La pianiste Yulianna Avdeeva à La Roque d’Anthéron : puissance de l’esprit et intériorité

Publié le 27 juillet 2023 à  16h30 - Dernière mise à  jour le 1 août 2023 à  21h58

 

 

C’est avec un programme loin des futilités estivales que la pianiste russe Yulianna Avdeeva retrouvait ce mercredi le public du festival de piano de la Roque d’Anthéron, consacrant toute sa première partie à la monumentale 29e sonate de Beethoven, dite « Hammerklavier » en référence aux possibilités les plus évoluées des instruments de son temps.

Yulianna-Avdeeva au Festival de La Roque d'Anthéron
Yulianna Avdeeva © Valentine Chauvin 2023

L’œuvre porte de bout en bout cette exigence de dépassement, tant sur le plan technique que sur celui de l’esprit, de l’écriture et de l’architecture, allant même jusqu’à susciter encore aujourd’hui des polémiques par exemple sur la portée des demandes métronomiques, extrêmes, inscrites par le compositeur lui-même.

Plongeant dans cet Everest du répertoire, Yulianna Avdeeva inscrit pourtant d’emblée le premier mouvement dans l’héritage classique assumé par Beethoven, éclairant de manière rare un aspect poétique de la partition se prolongeant dans le scherzo, d’où émanent des résonances quasi schubertiennes.
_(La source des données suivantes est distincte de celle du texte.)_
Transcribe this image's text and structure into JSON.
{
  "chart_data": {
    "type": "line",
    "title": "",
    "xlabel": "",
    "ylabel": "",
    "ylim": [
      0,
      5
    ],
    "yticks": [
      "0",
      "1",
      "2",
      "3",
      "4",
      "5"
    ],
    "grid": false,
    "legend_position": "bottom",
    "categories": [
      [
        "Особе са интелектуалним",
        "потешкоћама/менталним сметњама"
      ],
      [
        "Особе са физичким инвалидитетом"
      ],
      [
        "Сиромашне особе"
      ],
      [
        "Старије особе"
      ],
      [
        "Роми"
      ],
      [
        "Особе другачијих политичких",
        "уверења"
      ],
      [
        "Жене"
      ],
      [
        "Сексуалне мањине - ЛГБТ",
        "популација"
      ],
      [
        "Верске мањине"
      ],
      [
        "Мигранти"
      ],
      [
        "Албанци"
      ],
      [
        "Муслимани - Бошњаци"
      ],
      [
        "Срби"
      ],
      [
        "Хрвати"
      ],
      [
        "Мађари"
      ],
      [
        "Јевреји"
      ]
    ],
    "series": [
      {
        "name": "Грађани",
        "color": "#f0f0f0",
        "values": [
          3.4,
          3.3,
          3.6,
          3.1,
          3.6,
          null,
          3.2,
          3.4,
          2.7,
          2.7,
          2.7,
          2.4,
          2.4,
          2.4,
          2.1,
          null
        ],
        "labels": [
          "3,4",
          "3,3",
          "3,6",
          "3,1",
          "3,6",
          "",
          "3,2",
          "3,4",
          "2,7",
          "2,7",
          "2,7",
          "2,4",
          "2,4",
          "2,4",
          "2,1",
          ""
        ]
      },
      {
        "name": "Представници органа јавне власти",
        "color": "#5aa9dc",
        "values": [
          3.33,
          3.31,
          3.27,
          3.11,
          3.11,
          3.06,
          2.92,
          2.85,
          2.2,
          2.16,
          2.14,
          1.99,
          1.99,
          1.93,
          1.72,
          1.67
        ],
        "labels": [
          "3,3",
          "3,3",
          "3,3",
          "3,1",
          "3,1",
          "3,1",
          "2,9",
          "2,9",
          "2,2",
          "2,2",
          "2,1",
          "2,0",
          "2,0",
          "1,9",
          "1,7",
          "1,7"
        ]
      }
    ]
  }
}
Cette approche introspective et contrôlée se déploie dans le mouvement lent, traduit sans rupture dans une vision comme en suspension, y compris par l’approche du clavier, exprimant ainsi le drame humain qui s’y épanche avec pudeur, tout en concentrant presque hors du temps l’attention du public. Arrive enfin le défi ultime de l’immense fugue finale, défi de proportion, de pensée et de résistance. Un défi, y compris de mémoire, maîtrisé de haute volée par la musicienne, parachevant sans faille une interprétation d’une grandeur à la mesure de cette sonate si intimidante et hors norme.
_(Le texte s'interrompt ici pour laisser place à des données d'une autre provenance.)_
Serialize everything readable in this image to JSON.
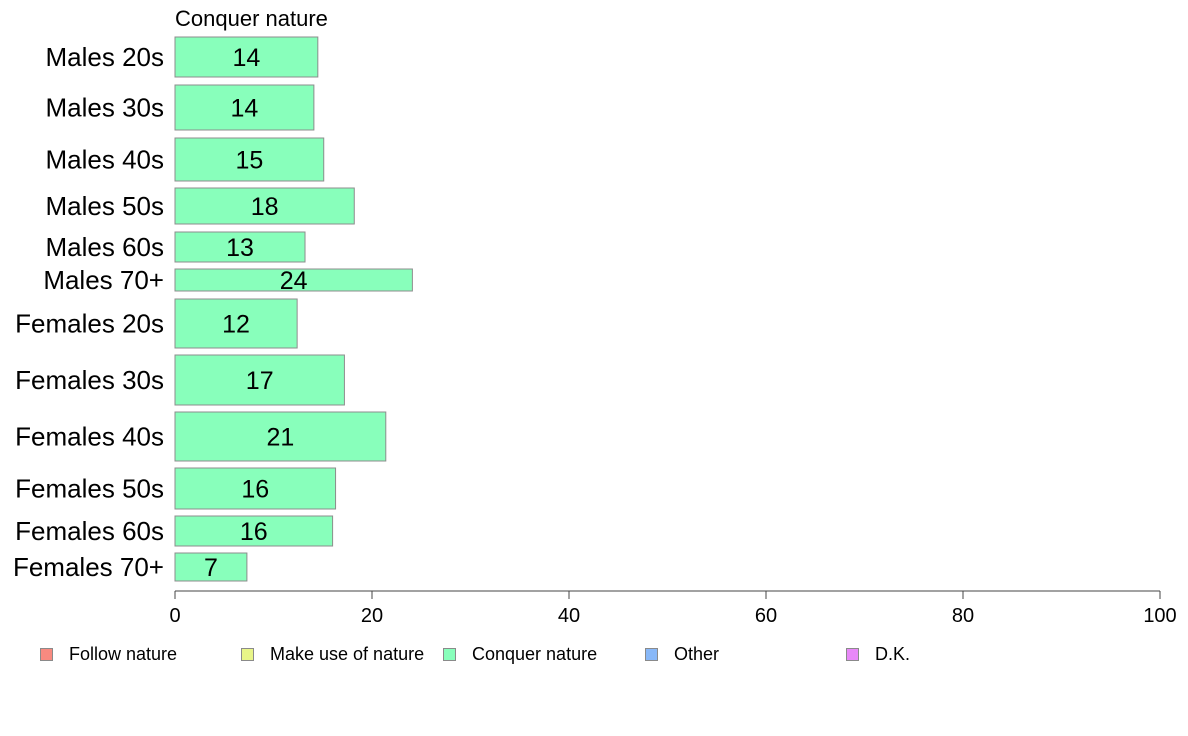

Il y a chez Yulianna Avdeeva une intelligence absolue du contenu pianistique, qui se reflète dans l’élaboration de son programme. En effet, la seconde partie prolongeait la modernité visionnaire de Beethoven (lui-même parlait avec humour de « quelques libertés ») en réattaquant avec deux pièces du « dernier » Liszt, elles aussi annonçant les audaces harmoniques du siècle suivant. La « Bagatelle sans tonalité » et « Unstern » (« Sinistre ») développent naturellement sous les doigts de la pianiste les chemins de traverse et les abîmes déjà aperçus par Beethoven, en cohérence pourtant avec la 2e légende, bien antérieure, là encore énoncée avec une indiscutable autorité et un sens absolu de la construction.
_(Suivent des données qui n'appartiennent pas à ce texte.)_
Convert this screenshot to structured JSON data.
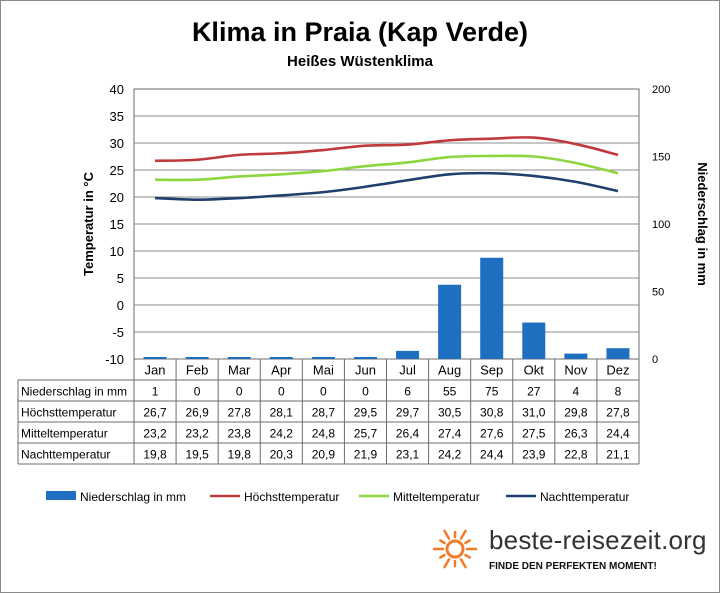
{
  "chart_data": {
    "type": "bar+line",
    "title": "Klima in Praia (Kap Verde)",
    "subtitle": "Heißes Wüstenklima",
    "ylabel_left": "Temperatur in °C",
    "ylabel_right": "Niederschlag in mm",
    "ylim_left": [
      -10,
      40
    ],
    "yticks_left": [
      "40",
      "35",
      "30",
      "25",
      "20",
      "15",
      "10",
      "5",
      "0",
      "-5",
      "-10"
    ],
    "ylim_right": [
      0,
      200
    ],
    "yticks_right": [
      "200",
      "150",
      "100",
      "50",
      "0"
    ],
    "categories": [
      "Jan",
      "Feb",
      "Mar",
      "Apr",
      "Mai",
      "Jun",
      "Jul",
      "Aug",
      "Sep",
      "Okt",
      "Nov",
      "Dez"
    ],
    "series": [
      {
        "name": "Niederschlag in mm",
        "type": "bar",
        "axis": "right",
        "color": "#1f6fc1",
        "values": [
          1,
          0,
          0,
          0,
          0,
          0,
          6,
          55,
          75,
          27,
          4,
          8
        ],
        "labels": [
          "1",
          "0",
          "0",
          "0",
          "0",
          "0",
          "6",
          "55",
          "75",
          "27",
          "4",
          "8"
        ]
      },
      {
        "name": "Höchsttemperatur",
        "type": "line",
        "axis": "left",
        "color": "#c0393b",
        "values": [
          26.7,
          26.9,
          27.8,
          28.1,
          28.7,
          29.5,
          29.7,
          30.5,
          30.8,
          31.0,
          29.8,
          27.8
        ],
        "labels": [
          "26,7",
          "26,9",
          "27,8",
          "28,1",
          "28,7",
          "29,5",
          "29,7",
          "30,5",
          "30,8",
          "31,0",
          "29,8",
          "27,8"
        ]
      },
      {
        "name": "Mitteltemperatur",
        "type": "line",
        "axis": "left",
        "color": "#8dd63f",
        "values": [
          23.2,
          23.2,
          23.8,
          24.2,
          24.8,
          25.7,
          26.4,
          27.4,
          27.6,
          27.5,
          26.3,
          24.4
        ],
        "labels": [
          "23,2",
          "23,2",
          "23,8",
          "24,2",
          "24,8",
          "25,7",
          "26,4",
          "27,4",
          "27,6",
          "27,5",
          "26,3",
          "24,4"
        ]
      },
      {
        "name": "Nachttemperatur",
        "type": "line",
        "axis": "left",
        "color": "#1f3f6e",
        "values": [
          19.8,
          19.5,
          19.8,
          20.3,
          20.9,
          21.9,
          23.1,
          24.2,
          24.4,
          23.9,
          22.8,
          21.1
        ],
        "labels": [
          "19,8",
          "19,5",
          "19,8",
          "20,3",
          "20,9",
          "21,9",
          "23,1",
          "24,2",
          "24,4",
          "23,9",
          "22,8",
          "21,1"
        ]
      }
    ],
    "table_row_labels": [
      "Niederschlag in mm",
      "Höchsttemperatur",
      "Mitteltemperatur",
      "Nachttemperatur"
    ]
  },
  "branding": {
    "name": "beste-reisezeit.org",
    "tagline": "FINDE DEN PERFEKTEN MOMENT!",
    "sun_color": "#ef7b2b"
  }
}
Yulianna Avdeeva ayant remporté en 2010 le premier prix au concours Chopin de Varsovie, c’est dans son arbre généalogique de carrière qu’elle a choisi de conclure ce récital. Loin de toute afféterie, la dimension de l’interprète a rencontré celle du compositeur. Furent ainsi offertes quatre mazurkas mémorables par leur approche toute en sensibilité canalisée, leur élégance et leur gravité. Le discours était à nouveau exemplairement structuré, même au fil des séquences plus ornementales de l’ « Andante spianato et grande polonaise », dans une sonorité pleinement libérée, jusqu’aux deux bis, également chopiniens (Nocturne et valse) refermant une soirée où l’exigence et la hauteur de vue ont signé la marque d’une authentique grande pianiste.